The implementation of this function is optional.

This functions deals as a callback for each optimization iteration. If one optimization step was successfull and the parameters (added by :py:function:GPy.core.parameterized:Parameterized.add_parameters) this callback function will be called to be able to update any precomputations for the kernel.

def parameters_changed(self):
# nothing todo here

K(self,X,X2,target)

The implementation of this function in mandatory.

This function is used to compute the covariance matrix associated with the inputs X, X2 (np.arrays with arbitrary number of line (say n_1, n_2) and self.input_dim columns). This function does not returns anything but it adds the n_1 \times n_2 covariance matrix to the kernpart to the object target (a n_1 \times n_2 np.array). This trick allows to compute the covariance matrix of a kernel containing many kernparts with a limited memory use.

def K(self,X,X2,target):
    if X2 is None: X2 = X
    dist2 = np.square((X-X2.T)/self.lengthscale)
    target += self.variance*(1 + dist2/2.)**(-self.power)

Kdiag(self,X,target)

The implementation of this function in mandatory.

This function is similar to K but it computes only the values of the kernel on the diagonal. Thus, target is a 1-dimensional np.array of length n_1.

def Kdiag(self,X,target):
    target += self.variance

dK_dtheta(self,dL_dK,X,X2,target)

This function is required for the optimization of the parameters.

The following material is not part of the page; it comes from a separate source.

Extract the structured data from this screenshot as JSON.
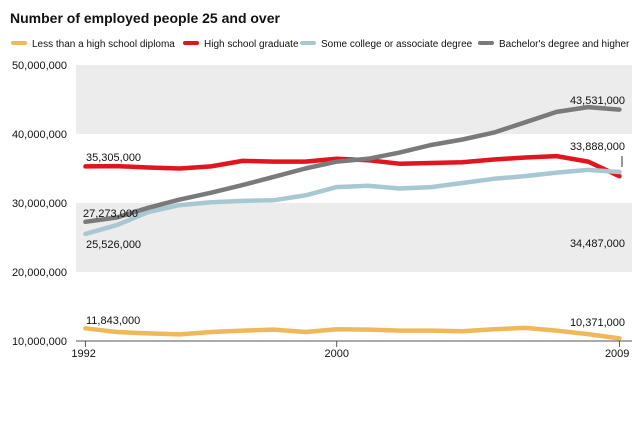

Computes the derivative of the likelihood. As previously, the values are added to the object target which is a 1-dimensional np.array of length self.input_dim. For example, if the kernel is parameterized by \sigma^2,\ \theta, then \frac{dL}{d\sigma^2} = \frac{dL}{d K} \frac{dK}{d\sigma^2} is added to the first element of target and \frac{dL}{d\theta} = \frac{dL}{d K} \frac{dK}{d\theta} to the second.

def dK_dtheta(self,dL_dK,X,X2,target):
    if X2 is None: X2 = X
    dist2 = np.square((X-X2.T)/self.lengthscale)

    dvar = (1 + dist2/2.)**(-self.power)
    dl = self.power * self.variance * dist2 * self.lengthscale**(-3) * (1 + dist2/2./self.power)**(-self.power-1)
    dp = - self.variance * np.log(1 + dist2/2.) * (1 + dist2/2.)**(-self.power)

    target[0] += np.sum(dvar*dL_dK)
    target[1] += np.sum(dl*dL_dK)
    target[2] += np.sum(dp*dL_dK)

dKdiag_dtheta(self,dL_dKdiag,X,target)

This function is required for BGPLVM, sparse models and uncertain inputs.

As previously, target is an self.num_params array and \frac{dL}{d Kdiag} \frac{dKdiag}{dparam} is added to each element.

def dKdiag_dtheta(self,dL_dKdiag,X,target):
    target[0] += np.sum(dL_dKdiag)
    # here self.lengthscale and self.power have no influence on Kdiag so target[1:] are unchanged

dK_dX(self,dL_dK,X,X2,target)

This function is required for GPLVM, BGPLVM, sparse models and uncertain inputs.

Computes the derivative of the likelihood with respect to the inputs X (a n \times d np.array). The result is added to target which is a n \times d np.array.

def dK_dX(self,dL_dK,X,X2,target):
    """derivative of the covariance matrix with respect to X."""
    if X2 is None: X2 = X
    dist2 = np.square((X-X2.T)/self.lengthscale)

    dX = -self.variance*self.power * (X-X2.T)/self.lengthscale**2 *  (1 + dist2/2./self.lengthscale)**(-self.power-1)
    target += np.sum(dL_dK*dX,1)[:,np.newaxis]

dKdiag_dX(self,dL_dKdiag,X,target)

This function is required for BGPLVM, sparse models and uncertain inputs. As for dKdiag_dtheta, \frac{dL}{d Kdiag} \frac{dKdiag}{dX} is added to each element of target.

def dKdiag_dX(self,dL_dKdiag,X,target):
    pass

Psi statistics

The psi statistics and their derivatives are required for BGPLVM and GPS with uncertain inputs.

The expressions of the psi statistics are:

TODO

For the rational quadratic we have:

TODO

Update the constructor

Once the required functions have been implemented as a kernpart object, the file GPy/kern/constructors.py has to be updated to allow to build a kernel based on the kernpart object.

The following line should be added in the preamble of the file:

from rational_quadratic import rational_quadratic as rational_quadratic_part

as well as the following block

def rational_quadratic(input_dim,variance=1., lengthscale=1., power=1.):
    part = rational_quadraticpart(input_dim,variance, lengthscale, power)
    return kern(input_dim, [part])

Update initialization

The last step is to update the list of kernels imported from constructor in GPy/kern/__init__.py.